Quant aux moyens financiers, on est encore très loin des 423 millions de dollars nécessaires au démarrage effectif de cette force. Pour le moment, elle peut compter sur les promesses de la France (8 millions d’euros d’ici fin 2017), de l’Union européenne (50 millions d’euros) et l’engagement des Etats membres de contribuer à hauteur de 10 millions d’euros chacun.
Toutefois, aujourd’hui, sur ces promesses, seuls 5 millions d’euros sont disponibles en vue du démarrage de cette force dont l’opérationnalisation est attendue avant septembre prochain. L’Union africaine, bien qu’inscrivant parmi ses priorités la lutte contre le terrorisme, est pour le moment hors jeu. Puisqu’elle-même est confrontée à des problèmes de financement dont l’essentiel lui provient de l’aide extérieure.

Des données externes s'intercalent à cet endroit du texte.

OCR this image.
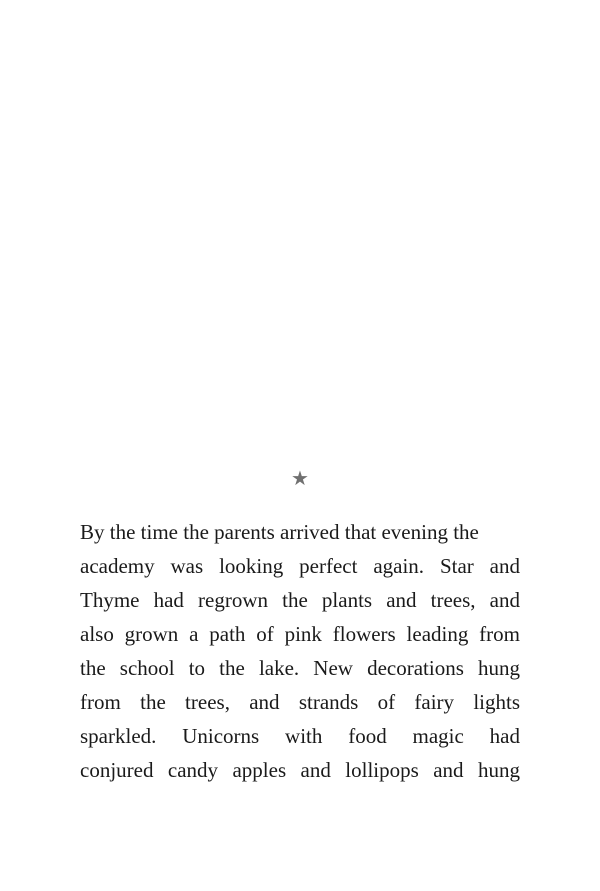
★
By the time the parents arrived that evening the
academy was looking perfect again. Star and
Thyme had regrown the plants and trees, and
also grown a path of pink flowers leading from
the school to the lake. New decorations hung
from the trees, and strands of fairy lights
sparkled. Unicorns with food magic had
conjured candy apples and lollipops and hung
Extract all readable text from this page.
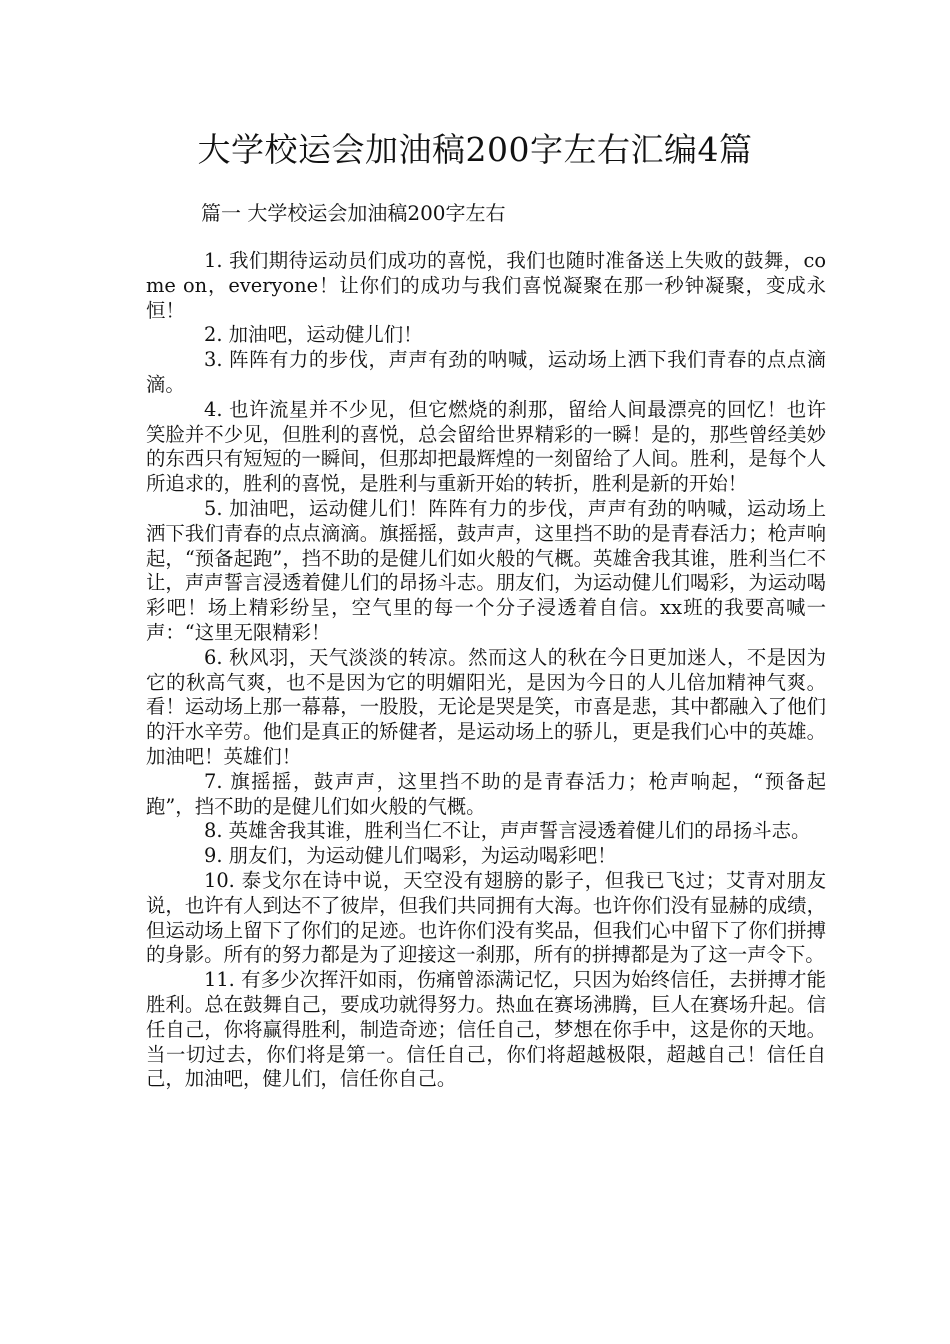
大学校运会加油稿200字左右汇编4篇
篇一 大学校运会加油稿200字左右

1. 我们期待运动员们成功的喜悦，我们也随时准备送上失败的鼓舞，come on，everyone！让你们的成功与我们喜悦凝聚在那一秒钟凝聚，变成永恒！

2. 加油吧，运动健儿们！

3. 阵阵有力的步伐，声声有劲的呐喊，运动场上洒下我们青春的点点滴滴。

4. 也许流星并不少见，但它燃烧的刹那，留给人间最漂亮的回忆！也许笑脸并不少见，但胜利的喜悦，总会留给世界精彩的一瞬！是的，那些曾经美妙的东西只有短短的一瞬间，但那却把最辉煌的一刻留给了人间。胜利，是每个人所追求的，胜利的喜悦，是胜利与重新开始的转折，胜利是新的开始！

5. 加油吧，运动健儿们！阵阵有力的步伐，声声有劲的呐喊，运动场上洒下我们青春的点点滴滴。旗摇摇，鼓声声，这里挡不助的是青春活力；枪声响起，“预备起跑”，挡不助的是健儿们如火般的气概。英雄舍我其谁，胜利当仁不让，声声誓言浸透着健儿们的昂扬斗志。朋友们，为运动健儿们喝彩，为运动喝彩吧！场上精彩纷呈，空气里的每一个分子浸透着自信。xx班的我要高喊一声：“这里无限精彩！

6. 秋风羽，天气淡淡的转凉。然而这人的秋在今日更加迷人，不是因为它的秋高气爽，也不是因为它的明媚阳光，是因为今日的人儿倍加精神气爽。看！运动场上那一幕幕，一股股，无论是哭是笑，市喜是悲，其中都融入了他们的汗水辛劳。他们是真正的矫健者，是运动场上的骄儿，更是我们心中的英雄。加油吧！英雄们！

7. 旗摇摇，鼓声声，这里挡不助的是青春活力；枪声响起，“预备起跑”，挡不助的是健儿们如火般的气概。

8. 英雄舍我其谁，胜利当仁不让，声声誓言浸透着健儿们的昂扬斗志。

9. 朋友们，为运动健儿们喝彩，为运动喝彩吧！

10. 泰戈尔在诗中说，天空没有翅膀的影子，但我已飞过；艾青对朋友说，也许有人到达不了彼岸，但我们共同拥有大海。也许你们没有显赫的成绩，但运动场上留下了你们的足迹。也许你们没有奖品，但我们心中留下了你们拼搏的身影。所有的努力都是为了迎接这一刹那，所有的拼搏都是为了这一声令下。

11. 有多少次挥汗如雨，伤痛曾添满记忆，只因为始终信任，去拼搏才能胜利。总在鼓舞自己，要成功就得努力。热血在赛场沸腾，巨人在赛场升起。信任自己，你将赢得胜利，制造奇迹；信任自己，梦想在你手中，这是你的天地。当一切过去，你们将是第一。信任自己，你们将超越极限，超越自己！信任自己，加油吧，健儿们，信任你自己。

Des arguments qui plaident en faveur du déploiement rapide de cette force conjointe
Aujourd’hui, il est évident que le déploiement rapide de la force conjointe du G5 Sahel et sa nécessaire montée en puissance sont la seule alternative pour ramener la paix, la sécurité, la prospérité et le développement dans cette région. Ce, après que la MINUSMA et Barkhane aient montré leurs limites aussi bien dans le maintien de la paix que dans la lutte contre le terrorisme.
D’ailleurs, la paix n’a jamais aussi menacée dans cette région où la nouvelle alliance « Nosrat a-Islam wal-Mouslimin » regroupant tous les mouvements terroristes affiliés à Al-Quaïda sous la direction de Iyad Ag Ghali, ne cesse de décimer les armées des pays du Sahel. Et que dire des autres groupes affiliés à Daesh tels que l'Emirat au Grand Sahara d'Abou Walid Sahraoui et la secte Boko Haram ? Sans compter d’autres groupes non encore affiliés à ces deux organisations, à l’image d’Ansarul Islam.
Ainsi, malgré ses 800 millions d’euros annuellement investis, l’Opération Barkhane montre aujourd’hui quelques signes de faiblesse, n’étant pas habituée à la guerre d’usure que lui livrent ces groupes.
Aujourd’hui, la région du Sahel, qui fait partie des plus pauvres de la planète, sert de refuge aux jihadistes et aux trafiquants en tous genres (drogue, armes, êtres humains à travers les otages et les migrants). Une manne financière importante que ces groupes hors la loi n’entendent pas lâcher aussi facilement.
De sources dignes de foi, la France, qui n’a pas réussi le règlement des problèmes de financement et de mandat onusien escompté par la force conjointe du G5 Sahel s’attendait, à cause notamment des réticences des Etats-Unis et du Royaume Uni, ne compte pas renoncer à ses ambitions.
Elle envisage en effet de réintroduire le dossier en octobre prochain, à l’occasion de sa prise de commandement du Conseil de sécurité de l’ONU. En tout état de cause, le temps presse, car en face, l’ennemi a déjà pris une bonne longueur d’avance.